Measuring the Loudness of Sound
A lesson and worksheet about the volume of sound and how it is measured.
• Students will be able to describe the factors that affect the volume of sounds.
• Students will be able to name the instrument that measures the volume of sounds.
• Students will understand that sound is measured in decibels.
• Students will be able to compare the decibel levels of different sounds.
• Students will be able to describe what an audiologist does to evaluate hearing.
5th Grade - 6th Grade - 7th Grade
Print the reading comprehension worksheet passage and questions (see below).
Students should read the passage silently, then answer the questions. Teachers may also use the text as part of a classroom lesson plan.
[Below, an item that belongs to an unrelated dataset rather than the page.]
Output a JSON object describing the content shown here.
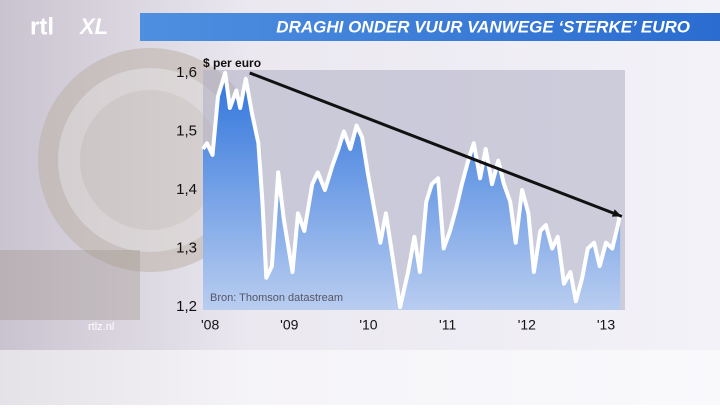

Sounds are created when molecules in the air vibrate to create sound waves. The distance that these particles in the air travel when they vibrate back and forth depends on the amount of energy used to create them. Waves that carry more energy produce louder sounds. These sound waves can be measured by an oscilloscope. The oscilloscope records the sounds as wiggly lines like the examples below. The sound wave on the left has higher waves, so it is a louder sound.
Another word for the loudness or softness of a sound is volume. You can see how energy and volume are related when you try to make a sound yourself. You need more energy to yell than you do to whisper. If you knock on a door and no one hears you, you might try knocking harder so the sound will be louder.